Saila membiarkan Ibnu dan memandang lelaki muda yang duduk di depannya. “Sebelumnya, asal tahu aja, Nu. Aku langsing karena diet, bukan karena lari-lari menghindar dari kamu,” tukasnya sambil tersenyum. “Dan… satu hal yang pasti, aku menghindar untuk kebaikan kamu sendiri.”

Kalimat itu selalu menjadi jawaban standar untuk pertanyaan Ibnu setiap mereka bertemu. Biasanya, setelah itu Ibnu akan membalasnya dengan bertanya, “Yang tahu apa yang baik buat aku, kan, aku sendiri, Mbak.” Dan iya, akhirnya dia bertanya hal yang sama setelah menunduk sebentar lalu memandangi Saila yang menatapnya dengan pandangan lihat-dek-aku-sudah-terlalu-tua-buat-kamu.

Dia hanya menambahkan beberapa kalimat ini, “Mbak, bisa nggak, sih, Mbak Saila melihat aku nggak dari umur? Bukan dari kemasan? Tapi dari ini…” Ibnu membawa tangan Saila ke dadanya. “Hati nggak pernah bohong, Mbak. Aku say…”

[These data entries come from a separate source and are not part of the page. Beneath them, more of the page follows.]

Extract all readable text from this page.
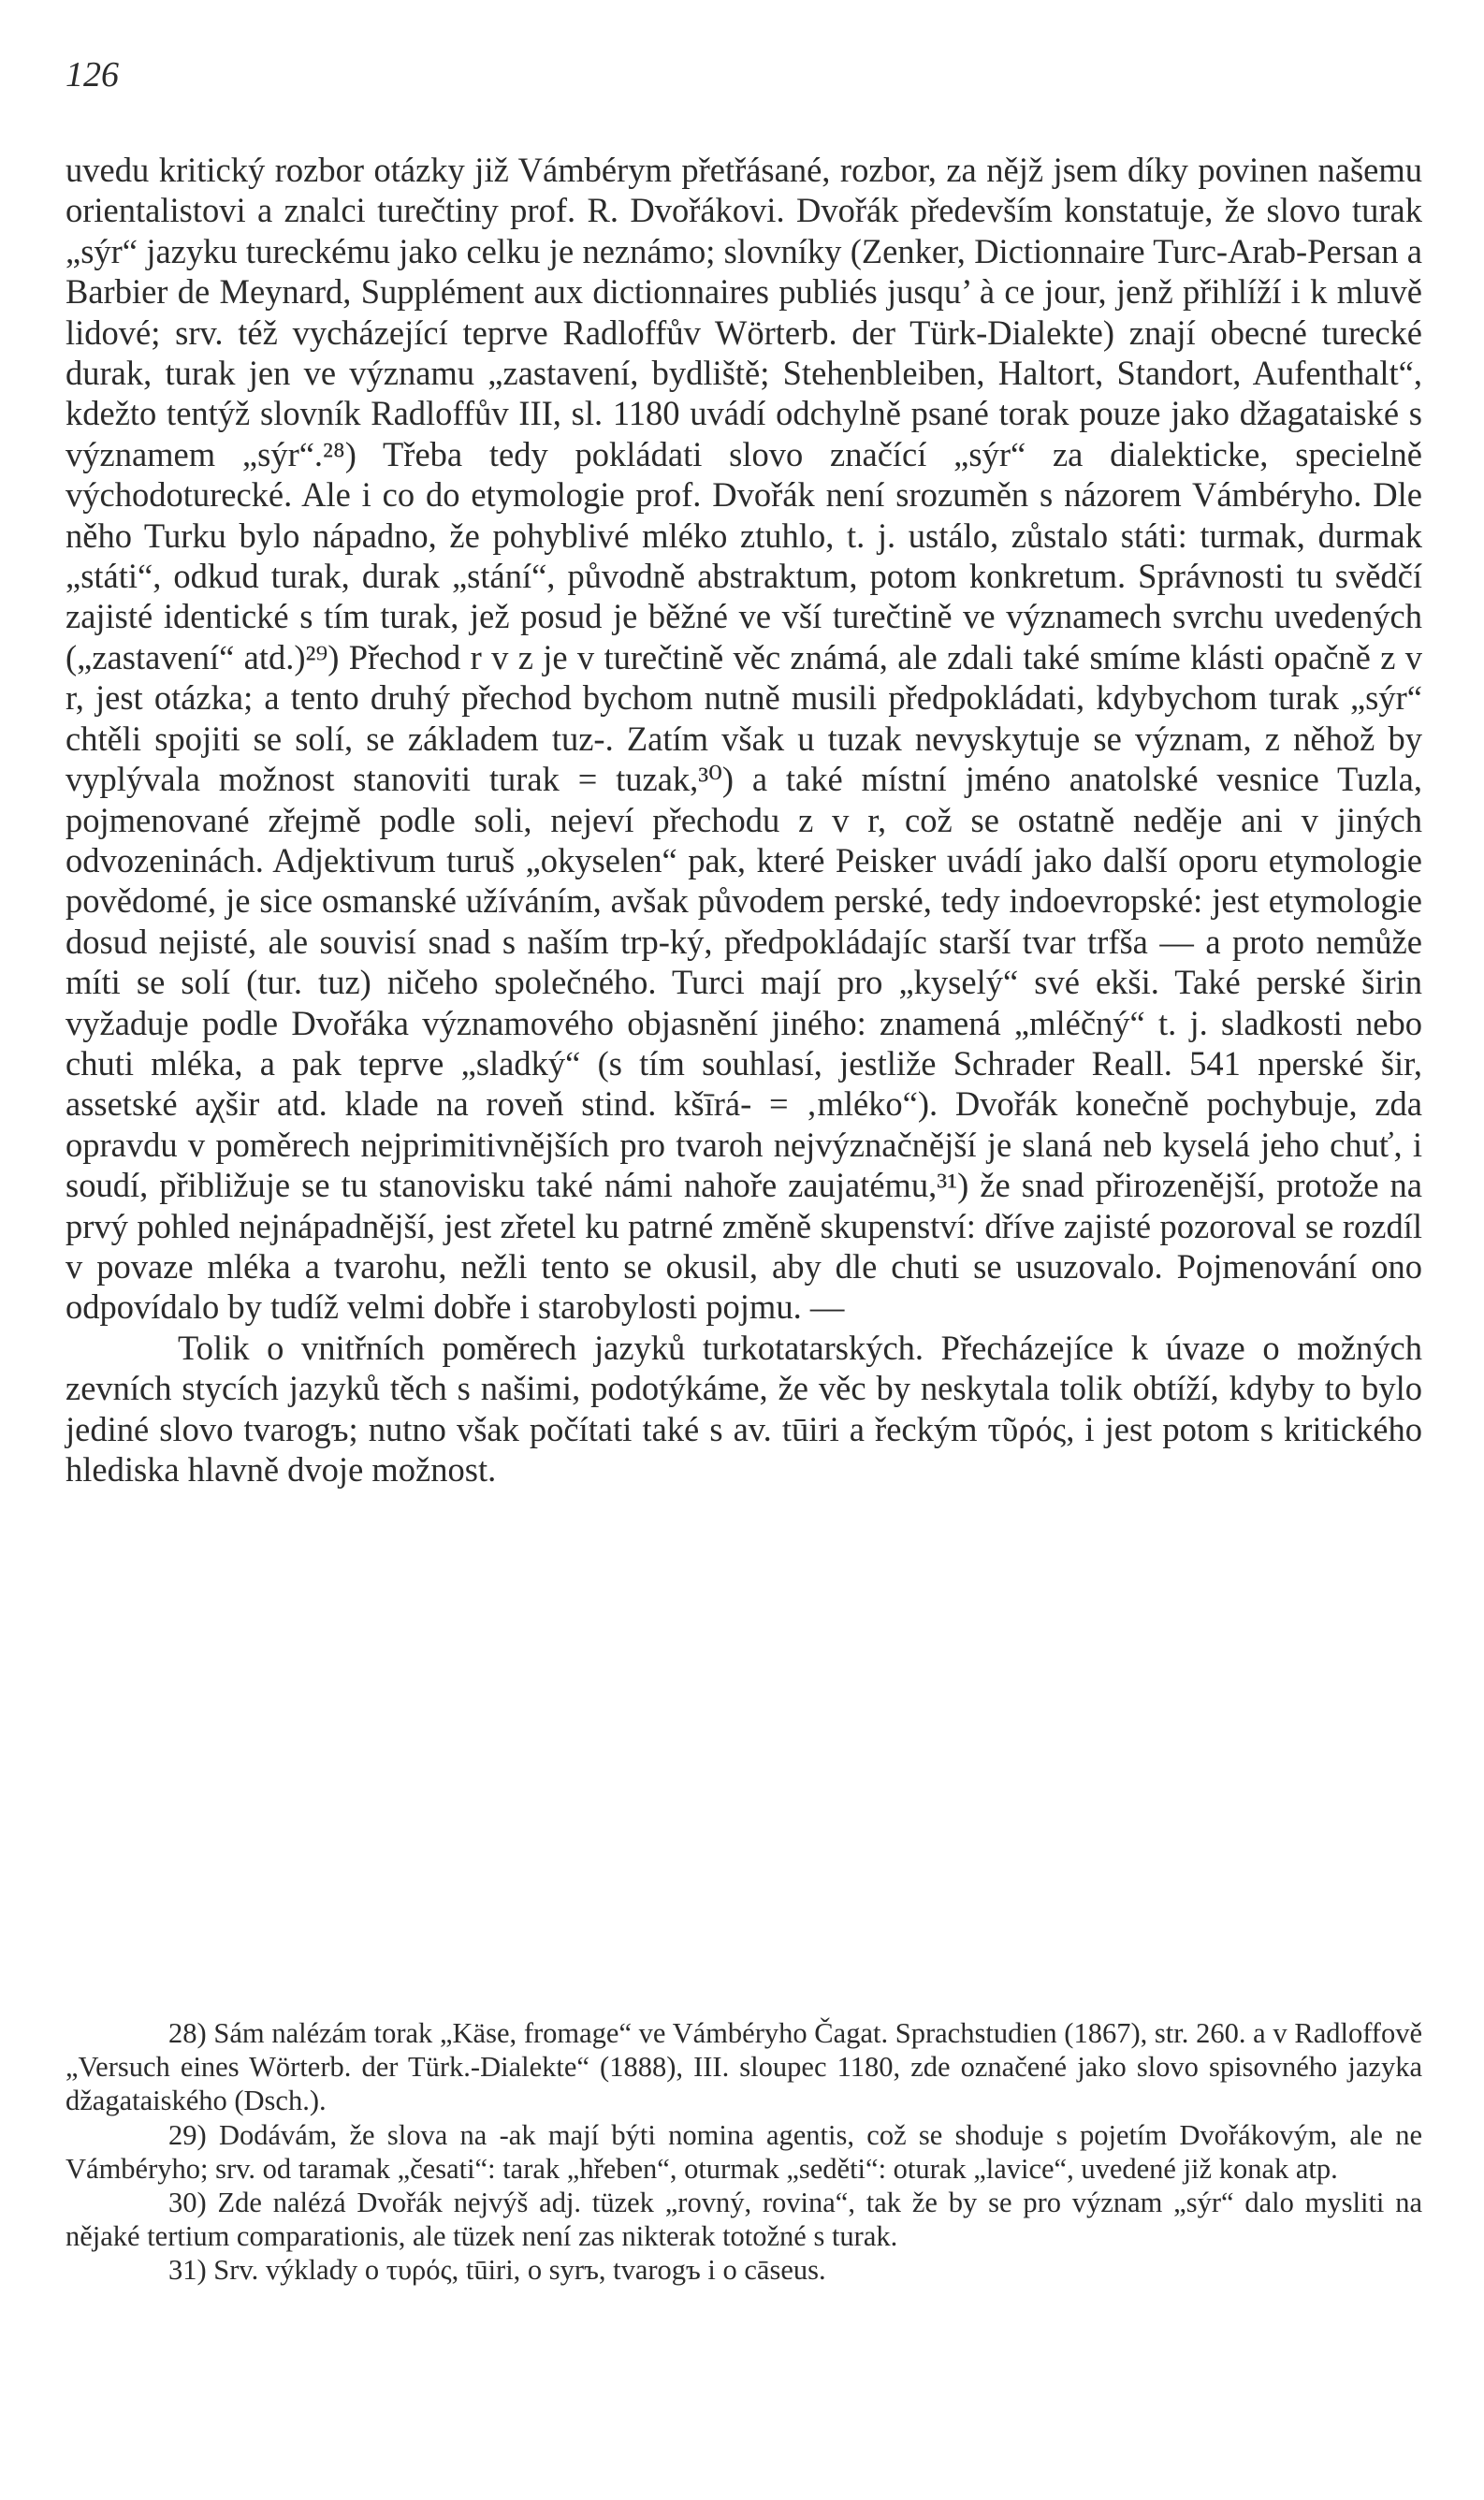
126

uvedu kritický rozbor otázky již Vámbérym přetřásané, rozbor, za nějž jsem díky povinen našemu orientalistovi a znalci turečtiny prof. R. Dvořákovi. Dvořák především konstatuje, že slovo turak „sýr“ jazyku tureckému jako celku je neznámo; slovníky (Zenker, Dictionnaire Turc-Arab-Persan a Barbier de Meynard, Supplément aux dictionnaires publiés jusqu’ à ce jour, jenž přihlíží i k mluvě lidové; srv. též vycházející teprve Radloffův Wörterb. der Türk-Dialekte) znají obecné turecké durak, turak jen ve významu „zastavení, bydliště; Stehenbleiben, Haltort, Standort, Aufenthalt“, kdežto tentýž slovník Radloffův III, sl. 1180 uvádí odchylně psané torak pouze jako džagataiské s významem „sýr“.²⁸) Třeba tedy pokládati slovo značící „sýr“ za dialekticke, specielně východoturecké. Ale i co do etymologie prof. Dvořák není srozuměn s názorem Vámbéryho. Dle něho Turku bylo nápadno, že pohyblivé mléko ztuhlo, t. j. ustálo, zůstalo státi: turmak, durmak „státi“, odkud turak, durak „stání“, původně abstraktum, potom konkretum. Správnosti tu svědčí zajisté identické s tím turak, jež posud je běžné ve vší turečtině ve významech svrchu uvedených („zastavení“ atd.)²⁹) Přechod r v z je v turečtině věc známá, ale zdali také smíme klásti opačně z v r, jest otázka; a tento druhý přechod bychom nutně musili předpokládati, kdybychom turak „sýr“ chtěli spojiti se solí, se základem tuz-. Zatím však u tuzak nevyskytuje se význam, z něhož by vyplývala možnost stanoviti turak = tuzak,³⁰) a také místní jméno anatolské vesnice Tuzla, pojmenované zřejmě podle soli, nejeví přechodu z v r, což se ostatně neděje ani v jiných odvozeninách. Adjektivum turuš „okyselen“ pak, které Peisker uvádí jako další oporu etymologie povědomé, je sice osmanské užíváním, avšak původem perské, tedy indoevropské: jest etymologie dosud nejisté, ale souvisí snad s naším trp-ký, předpokládajíc starší tvar trfša — a proto nemůže míti se solí (tur. tuz) ničeho společného. Turci mají pro „kyselý“ své ekši. Také perské širin vyžaduje podle Dvořáka významového objasnění jiného: znamená „mléčný“ t. j. sladkosti nebo chuti mléka, a pak teprve „sladký“ (s tím souhlasí, jestliže Schrader Reall. 541 nperské šir, assetské aχšir atd. klade na roveň stind. kšīrá- = ‚mléko“). Dvořák konečně pochybuje, zda opravdu v poměrech nejprimitivnějších pro tvaroh nejvýznačnější je slaná neb kyselá jeho chuť, i soudí, přibližuje se tu stanovisku také námi nahoře zaujatému,³¹) že snad přirozenější, protože na prvý pohled nejnápadnější, jest zřetel ku patrné změně skupenství: dříve zajisté pozoroval se rozdíl v povaze mléka a tvarohu, nežli tento se okusil, aby dle chuti se usuzovalo. Pojmenování ono odpovídalo by tudíž velmi dobře i starobylosti pojmu. —

Tolik o vnitřních poměrech jazyků turkotatarských. Přecházejíce k úvaze o možných zevních stycích jazyků těch s našimi, podotýkáme, že věc by neskytala tolik obtíží, kdyby to bylo jediné slovo tvarogъ; nutno však počítati také s av. tūiri a řeckým τῦρός, i jest potom s kritického hlediska hlavně dvoje možnost.

28) Sám nalézám torak „Käse, fromage“ ve Vámbéryho Čagat. Sprachstudien (1867), str. 260. a v Radloffově „Versuch eines Wörterb. der Türk.-Dialekte“ (1888), III. sloupec 1180, zde označené jako slovo spisovného jazyka džagataiského (Dsch.).

29) Dodávám, že slova na -ak mají býti nomina agentis, což se shoduje s pojetím Dvořákovým, ale ne Vámbéryho; srv. od taramak „česati“: tarak „hřeben“, oturmak „seděti“: oturak „lavice“, uvedené již konak atp.

30) Zde nalézá Dvořák nejvýš adj. tüzek „rovný, rovina“, tak že by se pro význam „sýr“ dalo mysliti na nějaké tertium comparationis, ale tüzek není zas nikterak totožné s turak.

31) Srv. výklady o τυρός, tūiri, o syrъ, tvarogъ i o cāseus.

“Ssstt, Ibnu. Sudah, ya?” potong Saila sebelum Ibnu melontarkan ‘kalimat sakti’nya. Dia sudah terlalu sakit hati karena Biyan dan dia tidak mau memanjakan perasaan sedihnya dengan mencintai lelaki yang salah. Not again. “Mbak masih harus kembali ke kantor, nih. Bisa kita selesaikan makan siangnya?”

*

Oh ya, IPku 3,78. Barangkali masih minat untuk ketemuan lagi sama aku.

Ibnu.

Ibnu mengirimnya sms, tepat setelah Saila tiba kembali di kantor dan mulai mengerjakan tugas-tugasnya. Mau tak mau, Saila tersenyum, meskipun perih, karena dia merasa telah menyakiti Ibnu dan membuatnya sedih.

Aku nggak bermaksud bikin kamu sedih, Nu…

Ini cuman satu-satunya jalan supaya kita nggak berjalan terlalu jauh…

Saila meletakkan telepon selularnya di atas meja sebelum mulai melanjutkan laporan mingguannya sembari melupakan wajah Ibnu yang sedih, beberapa saat yang lalu. Seperti biasa, dia sibuk-sibuk-dan sibuk sepanjang hari. Untuk seorang Manager seperti dia, rasanya pekerjaan adalah “teman baiknya”. Itulah mungkin yang membuat Monita seperti risih karena melihat Saila sangat menikmati pekerjaannya dan melupakan ‘kehidupannya’.

“Sibuk, nih, ye?” Tiba-tiba kepala Monita muncul dari balik monitor dan sempat membuat Saila sport jantung sedikit.

“Ih, awas kamu, Mon! Kalau aku mati kena serangan jantung, gimana?” tukas Saila sewot.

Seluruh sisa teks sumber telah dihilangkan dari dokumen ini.